[MPlayer-dev-eng] Enhanced cropdetect code

Roger Heflin rogerheflin at gmail.com
Sun Jul 6 23:53:58 CEST 2008


Reimar Döffinger wrote:
> Hello,
> On Sun, Jul 06, 2008 at 03:01:48PM -0500, Roger Heflin wrote:
>> but also requires a number of FP operations to do properly so is very 
>> likely slower than the original cropdetect.
> 
> It certainly does not require them. Now firstly, calculation log 2 via
> log 10 and a division is really wasteful, there is a log2 for a good
> reason (not to mention that the division should not be in the inner
> loop).
> Secondly, there should be no need for any float operations, if my quick
> calculations are correct, you can sum over hist[i] * av_log2(hist[i])
> and subtract len * av_log2(len) and divide the whole thing by len as the
> last step in floating point if necessary.
> (formula is
> SUM[1,n]{ (h[i]/len) * log2(h[i]/len) }
> = 1/len * SUM[1,n]{ h[i] * log2(h[i]/len) }
> = 1/len * SUM[1,n]{ h[i] * (log2(h[i]) - log2(len)) }
> = 1/len * (SUM[1,n]{ h[i] * log2(h[i]) } - SUM[1,n] { h[i] * log2(len) })
> = 1/len * (SUM[1,n]{ h[i] * log2(h[i]) } - log2(len) * SUM[1,n] { h[i] })
> = 1/len * (SUM[1,n]{ h[i] * log2(h[i]) } - log2(len) * len )
> 
> Also, instead of the loops setting stuff to 0, use memset.

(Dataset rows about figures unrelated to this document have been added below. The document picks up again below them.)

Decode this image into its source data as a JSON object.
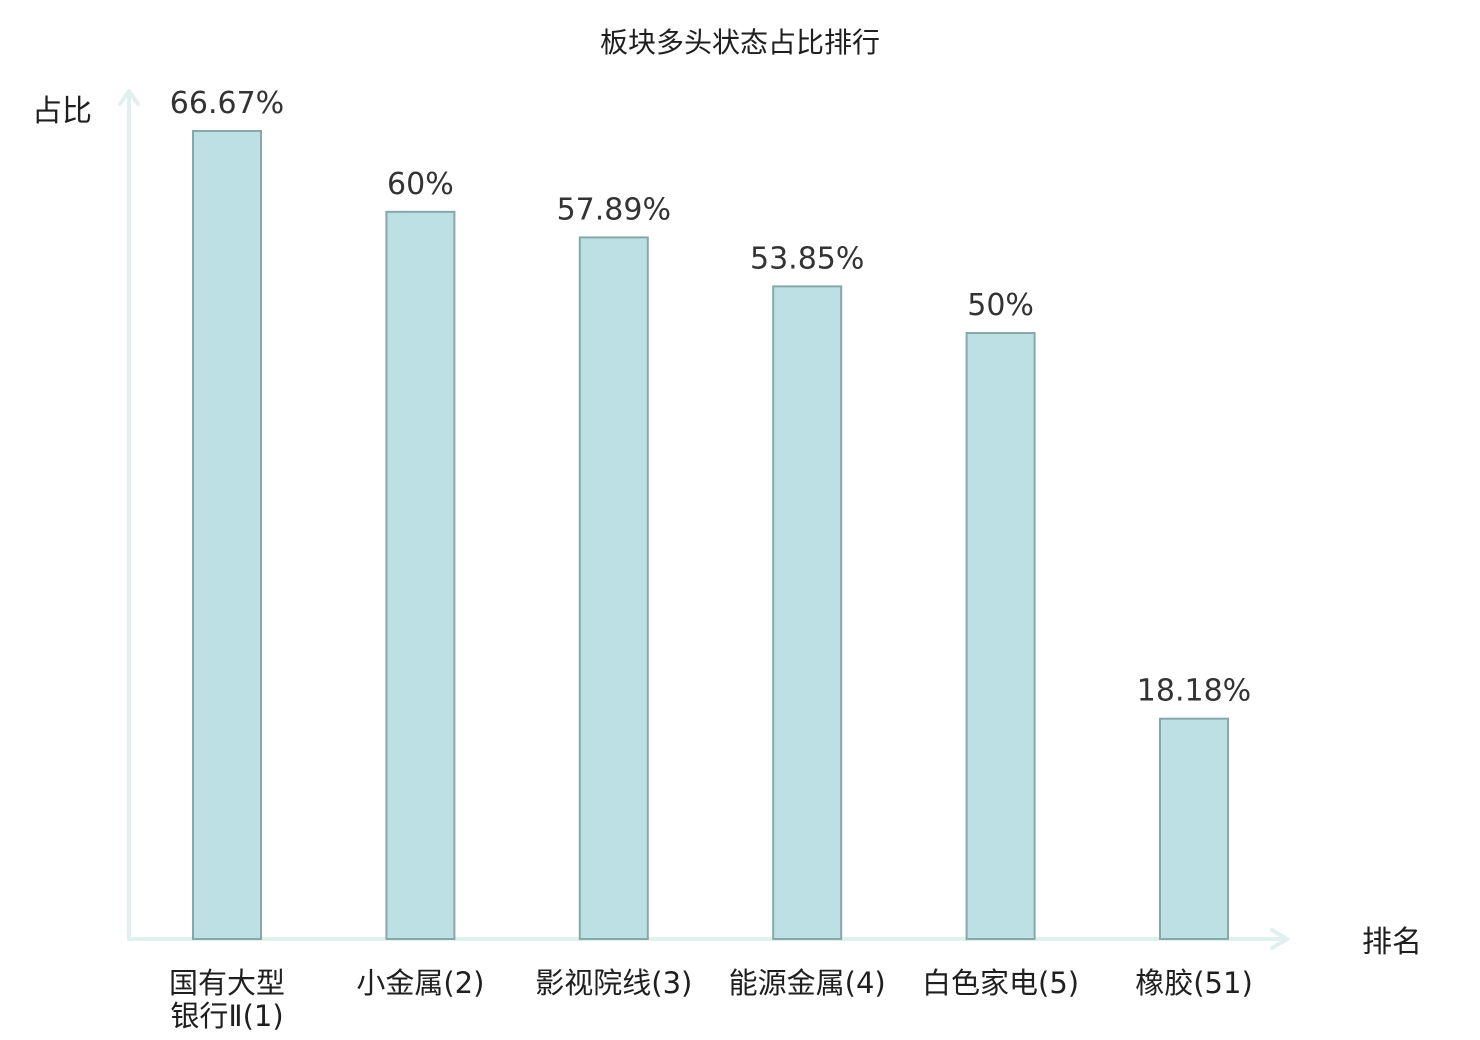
{
  "chart_data": {
    "type": "bar",
    "title": "板块多头状态占比排行",
    "xlabel": "排名",
    "ylabel": "占比",
    "ylim": [
      0,
      70
    ],
    "grid": false,
    "categories": [
      {
        "lines": [
          "国有大型",
          "银行Ⅱ(1)"
        ],
        "highlight": false
      },
      {
        "lines": [
          "小金属(2)"
        ],
        "highlight": false
      },
      {
        "lines": [
          "影视院线(3)"
        ],
        "highlight": false
      },
      {
        "lines": [
          "能源金属(4)"
        ],
        "highlight": false
      },
      {
        "lines": [
          "白色家电(5)"
        ],
        "highlight": false
      },
      {
        "lines": [
          "橡胶(51)"
        ],
        "highlight": true
      }
    ],
    "values": [
      66.67,
      60,
      57.89,
      53.85,
      50,
      18.18
    ],
    "value_labels": [
      "66.67%",
      "60%",
      "57.89%",
      "53.85%",
      "50%",
      "18.18%"
    ],
    "colors": {
      "bar_fill": "#bce0e3",
      "bar_stroke": "#86a8aa",
      "axis": "#dff0ee",
      "highlight_text": "#e8202a"
    }
  }
}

I did not consider math reductions, the appear to be reasonable reductions, and 
some testing seems to agree what the reductions being correct.

I ported some code that was written a long long time ago (and written the most 
obvious straightforward way) and log2 appears to not be in the C standard (it is 
not in math.h-nor in the C books-so I would not have originally used it) but 
does appear to be a working function (so one might as well use it since it 
simplifies things), and in the original code the number of points was huge (many 
millions) so doing the log for 0...255 was not terribly important, unlike in 
mplayer where were are talking about 1000-3000 points and doing the logs for 
each line, so the logs are more significant.

And I had not heard the "0-th order entropy estimation" as a name for it, I 
heard about it 15+ years ago in an image processing class used in reference to 
compression algorithms, and it is somewhat useful for estimating how well (in 
general) things could be compressed, and would run at disk speed-which at the 
time was much much faster than compression algorithms.

I am reworking things based on the changes, I will see if I can get a runtime 
for a before and after test case to see how much that improved things.